Хозяин, мужик приземистый, борода до пояса, баню затопил, воды натаскал, а за обедом с расспросами приставал, как люд на чужой стороне проживает? Диву давался, не верилось, как это говорят там не по-русски, а друг друга понимают. Уж не сказки гости рассказывают? Покачал головой:
— Бывает же такое!
Потом поведал, что десятник стрелецкий из Путивля читал грамоту, звал комарицких постоять за царя Дмитрия.

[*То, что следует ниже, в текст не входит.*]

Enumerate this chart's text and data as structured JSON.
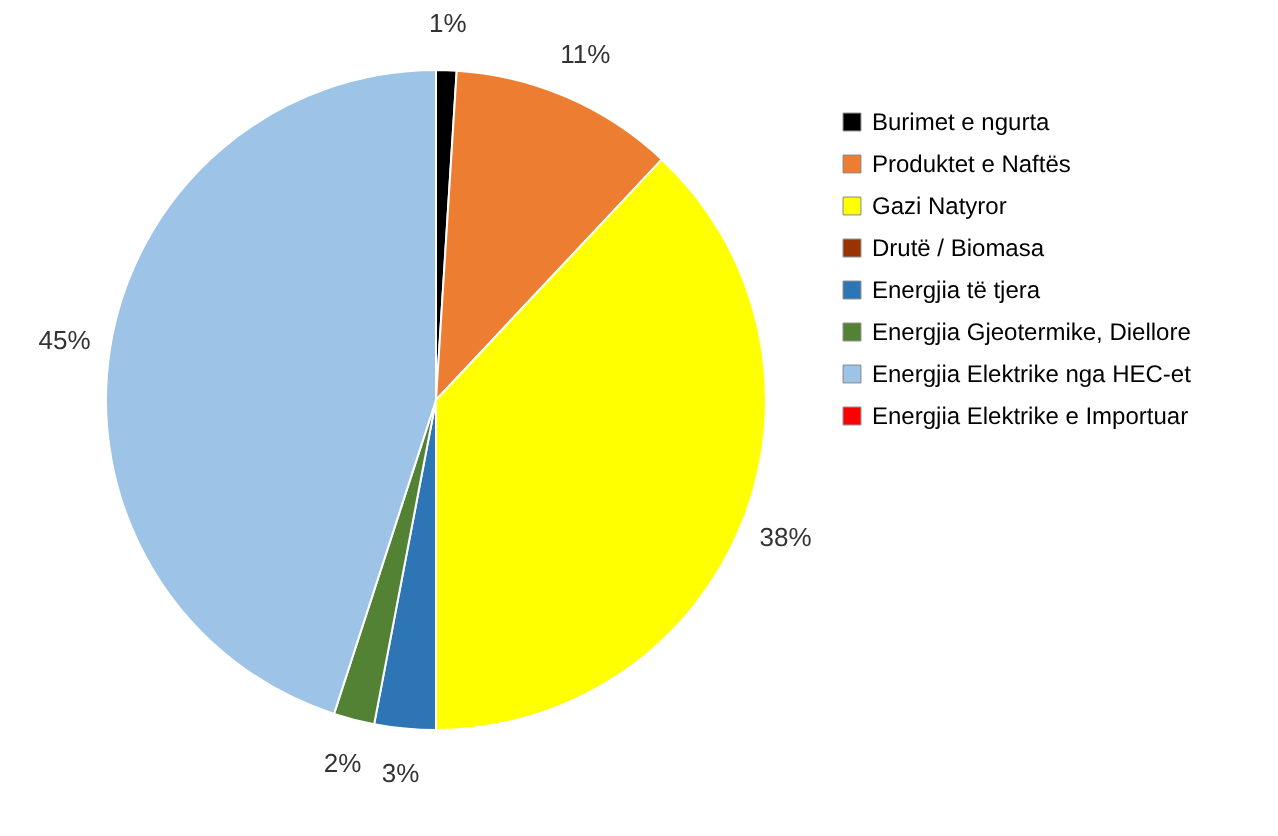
{
  "chart_data": {
    "type": "pie",
    "categories": [
      "Burimet e ngurta",
      "Produktet e Naftës",
      "Gazi Natyror",
      "Drutë / Biomasa",
      "Energjia të tjera",
      "Energjia Gjeotermike, Diellore",
      "Energjia Elektrike nga HEC-et",
      "Energjia Elektrike e Importuar"
    ],
    "values": [
      1,
      11,
      38,
      0,
      3,
      2,
      45,
      0
    ],
    "value_labels": [
      "1%",
      "11%",
      "38%",
      null,
      "3%",
      "2%",
      "45%",
      null
    ],
    "colors": [
      "#000000",
      "#ed7d31",
      "#ffff00",
      "#993300",
      "#2e75b6",
      "#548235",
      "#9dc3e6",
      "#ff0000"
    ],
    "legend": "right"
  }
}
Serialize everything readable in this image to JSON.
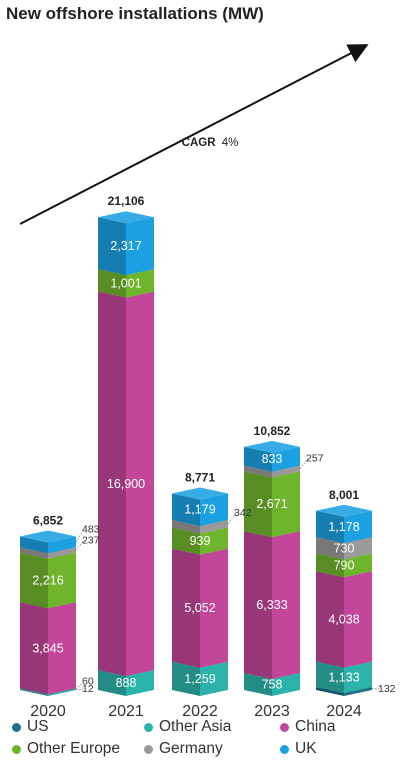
{
  "title": "New offshore installations (MW)",
  "annotation": {
    "label_bold": "CAGR",
    "label_value": "4%"
  },
  "colors": {
    "US": "#1e6f8a",
    "Other Asia": "#2bb3aa",
    "China": "#c2479a",
    "Other Europe": "#6fb52c",
    "Germany": "#9a9a9a",
    "UK": "#1ba0e2"
  },
  "chart_data": {
    "type": "bar",
    "stacked": true,
    "title": "New offshore installations (MW)",
    "categories": [
      "2020",
      "2021",
      "2022",
      "2023",
      "2024"
    ],
    "totals": [
      "6,852",
      "21,106",
      "8,771",
      "10,852",
      "8,001"
    ],
    "series": [
      {
        "name": "US",
        "values": [
          12,
          0,
          0,
          0,
          132
        ]
      },
      {
        "name": "Other Asia",
        "values": [
          60,
          888,
          1259,
          758,
          1133
        ]
      },
      {
        "name": "China",
        "values": [
          3845,
          16900,
          5052,
          6333,
          4038
        ]
      },
      {
        "name": "Other Europe",
        "values": [
          2216,
          1001,
          939,
          2671,
          790
        ]
      },
      {
        "name": "Germany",
        "values": [
          237,
          0,
          342,
          257,
          730
        ]
      },
      {
        "name": "UK",
        "values": [
          483,
          2317,
          1179,
          833,
          1178
        ]
      }
    ],
    "value_labels": [
      [
        "12",
        "",
        "",
        "",
        "132"
      ],
      [
        "60",
        "888",
        "1,259",
        "758",
        "1,133"
      ],
      [
        "3,845",
        "16,900",
        "5,052",
        "6,333",
        "4,038"
      ],
      [
        "2,216",
        "1,001",
        "939",
        "2,671",
        "790"
      ],
      [
        "237",
        "",
        "342",
        "257",
        "730"
      ],
      [
        "483",
        "2,317",
        "1,179",
        "833",
        "1,178"
      ]
    ],
    "legend": [
      "US",
      "Other Asia",
      "China",
      "Other Europe",
      "Germany",
      "UK"
    ],
    "legend_position": "bottom"
  }
}
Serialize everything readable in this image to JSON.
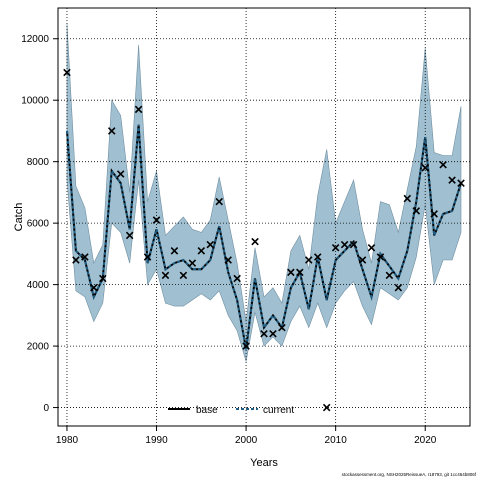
{
  "chart_data": {
    "type": "line",
    "xlabel": "Years",
    "ylabel": "Catch",
    "xlim": [
      1979,
      2025
    ],
    "ylim": [
      -600,
      13000
    ],
    "x_ticks": [
      1980,
      1990,
      2000,
      2010,
      2020
    ],
    "y_ticks": [
      0,
      2000,
      4000,
      6000,
      8000,
      10000,
      12000
    ],
    "grid": true,
    "legend_position": "bottom",
    "band_color": "#8fb5c9",
    "current_color": "#1f5f85",
    "base_color": "#000000",
    "x": [
      1980,
      1981,
      1982,
      1983,
      1984,
      1985,
      1986,
      1987,
      1988,
      1989,
      1990,
      1991,
      1992,
      1993,
      1994,
      1995,
      1996,
      1997,
      1998,
      1999,
      2000,
      2001,
      2002,
      2003,
      2004,
      2005,
      2006,
      2007,
      2008,
      2009,
      2010,
      2011,
      2012,
      2013,
      2014,
      2015,
      2016,
      2017,
      2018,
      2019,
      2020,
      2021,
      2022,
      2023,
      2024
    ],
    "series": [
      {
        "name": "base",
        "type": "line",
        "values": [
          9000,
          5100,
          4800,
          3600,
          4200,
          7700,
          7300,
          5800,
          9200,
          4700,
          5800,
          4500,
          4700,
          4800,
          4500,
          4500,
          4800,
          5900,
          4400,
          3500,
          1900,
          4200,
          2600,
          3000,
          2600,
          3900,
          4400,
          3200,
          4900,
          3500,
          4800,
          5100,
          5400,
          4500,
          3600,
          5000,
          4600,
          4200,
          5100,
          6700,
          8800,
          5600,
          6300,
          6400,
          7300
        ]
      },
      {
        "name": "current",
        "type": "line",
        "values": [
          9000,
          5100,
          4800,
          3600,
          4200,
          7700,
          7300,
          5800,
          9200,
          4700,
          5800,
          4500,
          4700,
          4800,
          4500,
          4500,
          4800,
          5900,
          4400,
          3500,
          1900,
          4200,
          2600,
          3000,
          2600,
          3900,
          4400,
          3200,
          4900,
          3500,
          4800,
          5100,
          5400,
          4500,
          3600,
          5000,
          4600,
          4200,
          5100,
          6700,
          8800,
          5600,
          6300,
          6400,
          7300
        ]
      },
      {
        "name": "",
        "type": "band",
        "lower": [
          7400,
          3800,
          3600,
          2800,
          3400,
          6000,
          5700,
          4700,
          7400,
          4000,
          4500,
          3400,
          3300,
          3300,
          3500,
          3700,
          3500,
          3800,
          3000,
          2500,
          1500,
          3100,
          2000,
          2300,
          2000,
          2800,
          3300,
          2600,
          3400,
          2600,
          3400,
          3800,
          4100,
          3300,
          2700,
          3900,
          3700,
          3500,
          3900,
          4900,
          6600,
          4000,
          4800,
          4800,
          5700
        ],
        "upper": [
          12500,
          7200,
          6500,
          4700,
          5300,
          10000,
          9500,
          7000,
          11800,
          6700,
          7700,
          5600,
          5900,
          6200,
          5800,
          5700,
          6100,
          7500,
          6100,
          4700,
          2800,
          5200,
          3600,
          3900,
          3400,
          5100,
          5600,
          4500,
          6900,
          8400,
          6000,
          6700,
          7400,
          5800,
          4700,
          6700,
          6600,
          5700,
          7100,
          8500,
          11700,
          8300,
          8200,
          8200,
          9800
        ]
      },
      {
        "name": "",
        "type": "points",
        "marker": "x",
        "values": [
          10900,
          4800,
          4900,
          3900,
          4200,
          9000,
          7600,
          5600,
          9700,
          4900,
          6100,
          4300,
          5100,
          4300,
          4700,
          5100,
          5300,
          6700,
          4800,
          4200,
          2000,
          5400,
          2400,
          2400,
          2600,
          4400,
          4400,
          4800,
          4900,
          0,
          5200,
          5300,
          5300,
          4800,
          5200,
          4900,
          4300,
          3900,
          6800,
          6400,
          7800,
          6300,
          7900,
          7400,
          7300
        ]
      }
    ]
  },
  "footnote": "stockassessment.org, NSH2025ReissueA, r18793, git 1cc464b806f"
}
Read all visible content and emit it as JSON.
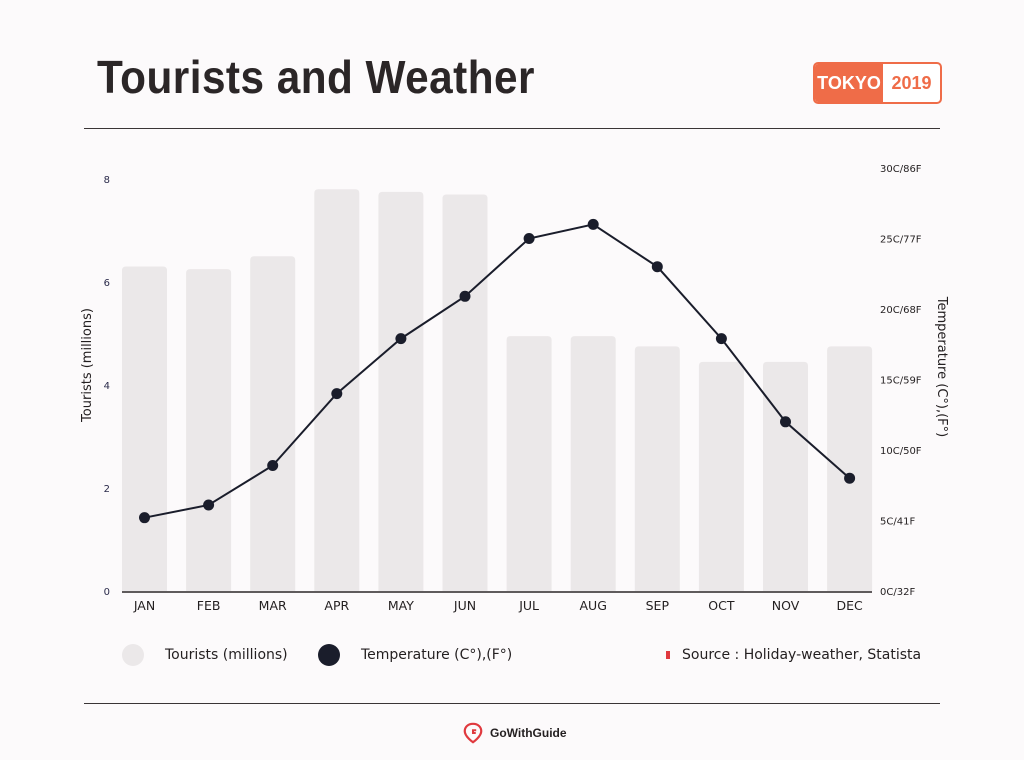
{
  "header": {
    "title": "Tourists and Weather",
    "badge_city": "TOKYO",
    "badge_year": "2019"
  },
  "chart_data": {
    "type": "bar+line",
    "categories": [
      "JAN",
      "FEB",
      "MAR",
      "APR",
      "MAY",
      "JUN",
      "JUL",
      "AUG",
      "SEP",
      "OCT",
      "NOV",
      "DEC"
    ],
    "series": [
      {
        "name": "Tourists (millions)",
        "type": "bar",
        "axis": "left",
        "values": [
          6.3,
          6.25,
          6.5,
          7.8,
          7.75,
          7.7,
          4.95,
          4.95,
          4.75,
          4.45,
          4.45,
          4.75
        ]
      },
      {
        "name": "Temperature (C°),(F°)",
        "type": "line",
        "axis": "right",
        "values": [
          5.2,
          6.1,
          8.9,
          14.0,
          17.9,
          20.9,
          25.0,
          26.0,
          23.0,
          17.9,
          12.0,
          8.0
        ]
      }
    ],
    "y_left": {
      "label": "Tourists (millions)",
      "ticks": [
        "0",
        "2",
        "4",
        "6",
        "8"
      ],
      "range": [
        0,
        8
      ]
    },
    "y_right": {
      "label": "Temperature (C°),(F°)",
      "ticks": [
        "0C/32F",
        "5C/41F",
        "10C/50F",
        "15C/59F",
        "20C/68F",
        "25C/77F",
        "30C/86F"
      ],
      "range": [
        0,
        30
      ]
    },
    "colors": {
      "bar": "#ebe8e9",
      "line": "#1a1d2b",
      "accent": "#ef6c48"
    },
    "grid": false,
    "legend": "bottom"
  },
  "legend": {
    "tourists": "Tourists (millions)",
    "temperature": "Temperature (C°),(F°)"
  },
  "source": "Source : Holiday-weather, Statista",
  "brand": "GoWithGuide"
}
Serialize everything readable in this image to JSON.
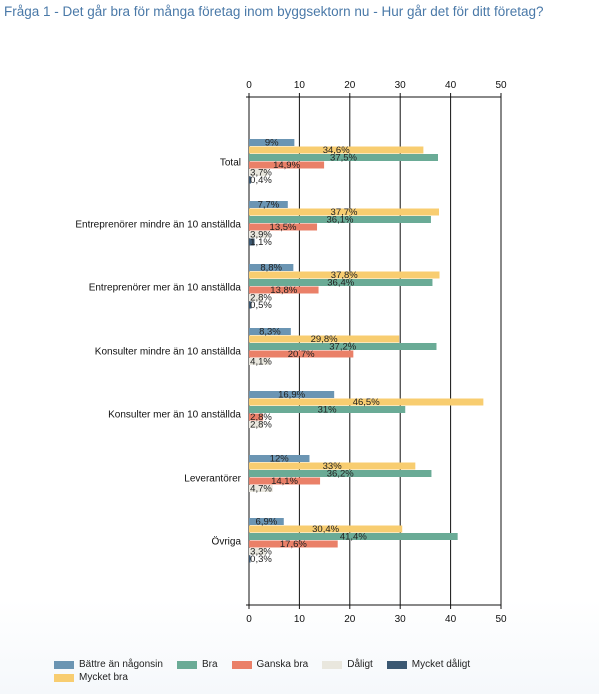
{
  "title": "Fråga 1 - Det går bra för många företag inom byggsektorn nu - Hur går det för ditt företag?",
  "chart_data": {
    "type": "bar",
    "orientation": "horizontal",
    "categories": [
      "Total",
      "Entreprenörer mindre än 10 anställda",
      "Entreprenörer mer än 10 anställda",
      "Konsulter mindre än 10 anställda",
      "Konsulter mer än 10 anställda",
      "Leverantörer",
      "Övriga"
    ],
    "series": [
      {
        "name": "Bättre än någonsin",
        "color": "#6b95b3",
        "values": [
          9,
          7.7,
          8.8,
          8.3,
          16.9,
          12,
          6.9
        ],
        "labels": [
          "9%",
          "7,7%",
          "8,8%",
          "8,3%",
          "16,9%",
          "12%",
          "6,9%"
        ]
      },
      {
        "name": "Mycket bra",
        "color": "#f8cd70",
        "values": [
          34.6,
          37.7,
          37.8,
          29.8,
          46.5,
          33,
          30.4
        ],
        "labels": [
          "34,6%",
          "37,7%",
          "37,8%",
          "29,8%",
          "46,5%",
          "33%",
          "30,4%"
        ]
      },
      {
        "name": "Bra",
        "color": "#6aab96",
        "values": [
          37.5,
          36.1,
          36.4,
          37.2,
          31,
          36.2,
          41.4
        ],
        "labels": [
          "37,5%",
          "36,1%",
          "36,4%",
          "37,2%",
          "31%",
          "36,2%",
          "41,4%"
        ]
      },
      {
        "name": "Ganska bra",
        "color": "#ea8068",
        "values": [
          14.9,
          13.5,
          13.8,
          20.7,
          2.8,
          14.1,
          17.6
        ],
        "labels": [
          "14,9%",
          "13,5%",
          "13,8%",
          "20,7%",
          "2,8%",
          "14,1%",
          "17,6%"
        ]
      },
      {
        "name": "Dåligt",
        "color": "#e9e7de",
        "values": [
          3.7,
          3.9,
          2.8,
          4.1,
          2.8,
          4.7,
          3.3
        ],
        "labels": [
          "3,7%",
          "3,9%",
          "2,8%",
          "4,1%",
          "2,8%",
          "4,7%",
          "3,3%"
        ]
      },
      {
        "name": "Mycket dåligt",
        "color": "#3b5872",
        "values": [
          0.4,
          1.1,
          0.5,
          0,
          0,
          0,
          0.3
        ],
        "labels": [
          "0,4%",
          "1,1%",
          "0,5%",
          "",
          "",
          "",
          "0,3%"
        ]
      }
    ],
    "xlim": [
      0,
      50
    ],
    "ticks": [
      0,
      10,
      20,
      30,
      40,
      50
    ],
    "grid": true,
    "legend_position": "bottom",
    "legend_rows": [
      [
        "Bättre än någonsin",
        "Bra",
        "Ganska bra",
        "Dåligt",
        "Mycket dåligt"
      ],
      [
        "Mycket bra"
      ]
    ]
  }
}
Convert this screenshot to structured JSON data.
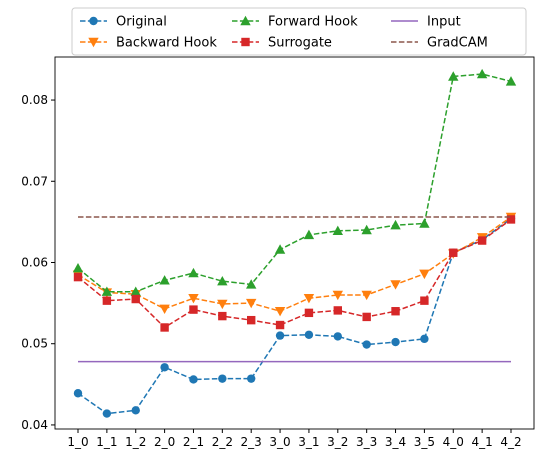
{
  "chart_data": {
    "type": "line",
    "title": "",
    "xlabel": "",
    "ylabel": "",
    "categories": [
      "1_0",
      "1_1",
      "1_2",
      "2_0",
      "2_1",
      "2_2",
      "2_3",
      "3_0",
      "3_1",
      "3_2",
      "3_3",
      "3_4",
      "3_5",
      "4_0",
      "4_1",
      "4_2"
    ],
    "ylim": [
      0.0395,
      0.0853
    ],
    "yticks": [
      0.04,
      0.05,
      0.06,
      0.07,
      0.08
    ],
    "ytick_labels": [
      "0.04",
      "0.05",
      "0.06",
      "0.07",
      "0.08"
    ],
    "grid": false,
    "legend": {
      "placement": "top-center, outside the axes",
      "columns": 3
    },
    "series": [
      {
        "name": "Original",
        "color": "#1f77b4",
        "linestyle": "dashed",
        "marker": "circle",
        "values": [
          0.0439,
          0.0414,
          0.0418,
          0.0471,
          0.0456,
          0.0457,
          0.0457,
          0.051,
          0.0511,
          0.0509,
          0.0499,
          0.0502,
          0.0506,
          0.0612,
          0.0628,
          0.0654
        ]
      },
      {
        "name": "Backward Hook",
        "color": "#ff7f0e",
        "linestyle": "dashed",
        "marker": "triangle-down",
        "values": [
          0.0585,
          0.0563,
          0.0561,
          0.0543,
          0.0556,
          0.0549,
          0.055,
          0.054,
          0.0556,
          0.056,
          0.056,
          0.0573,
          0.0586,
          0.0611,
          0.0631,
          0.0656
        ]
      },
      {
        "name": "Forward Hook",
        "color": "#2ca02c",
        "linestyle": "dashed",
        "marker": "triangle-up",
        "values": [
          0.0593,
          0.0564,
          0.0564,
          0.0578,
          0.0587,
          0.0577,
          0.0573,
          0.0616,
          0.0634,
          0.0639,
          0.064,
          0.0646,
          0.0648,
          0.0829,
          0.0832,
          0.0823
        ]
      },
      {
        "name": "Surrogate",
        "color": "#d62728",
        "linestyle": "dashed",
        "marker": "square",
        "values": [
          0.0582,
          0.0553,
          0.0555,
          0.052,
          0.0542,
          0.0534,
          0.0529,
          0.0523,
          0.0538,
          0.0541,
          0.0533,
          0.054,
          0.0553,
          0.0612,
          0.0627,
          0.0653
        ]
      },
      {
        "name": "Input",
        "color": "#9467bd",
        "linestyle": "solid",
        "marker": "none",
        "values": [
          0.0478,
          0.0478,
          0.0478,
          0.0478,
          0.0478,
          0.0478,
          0.0478,
          0.0478,
          0.0478,
          0.0478,
          0.0478,
          0.0478,
          0.0478,
          0.0478,
          0.0478,
          0.0478
        ]
      },
      {
        "name": "GradCAM",
        "color": "#8c564b",
        "linestyle": "dashed",
        "marker": "none",
        "values": [
          0.0656,
          0.0656,
          0.0656,
          0.0656,
          0.0656,
          0.0656,
          0.0656,
          0.0656,
          0.0656,
          0.0656,
          0.0656,
          0.0656,
          0.0656,
          0.0656,
          0.0656,
          0.0656
        ]
      }
    ]
  }
}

Наутро привел хозяин высокого сухопарого мужика годов за тридцать, с серебром в волосах и бороде, сказал:
— Вот, Артамон Акинфиев, люди знатные, в Путивль едут. Им коней перековать.
Артамон на Болотникова и Скорохода посмотрел внимательно, на губах улыбка скользнула. Заметил насмешливо:
— В Путивль ныне многих потянуло, да не все там, едрен корень, после обедни разговеются.
Иван Исаевич к кузнецу присмотрелся, видать, не прост мужик. К полудню коней перековали, руки помыли, сели передохнуть. Поначалу разговор клеился плохо, Артамон спросит, Болотников ответит. Митя обронил:
— В Речи Посполитой царь Дмитрий от Шуйского укрылся. Нам это его ближний боярин поведал.
— Я ласку царевича на своей спине испытал, — насмешливо проговорил Акинфиев.
Однако Митя шутку не принял.
— А ты, Фома неверующий, кабы Дмитрий царствовал, холопам бы вольная вышла. А от Шуйского, боярского царя, чего доброго ждать?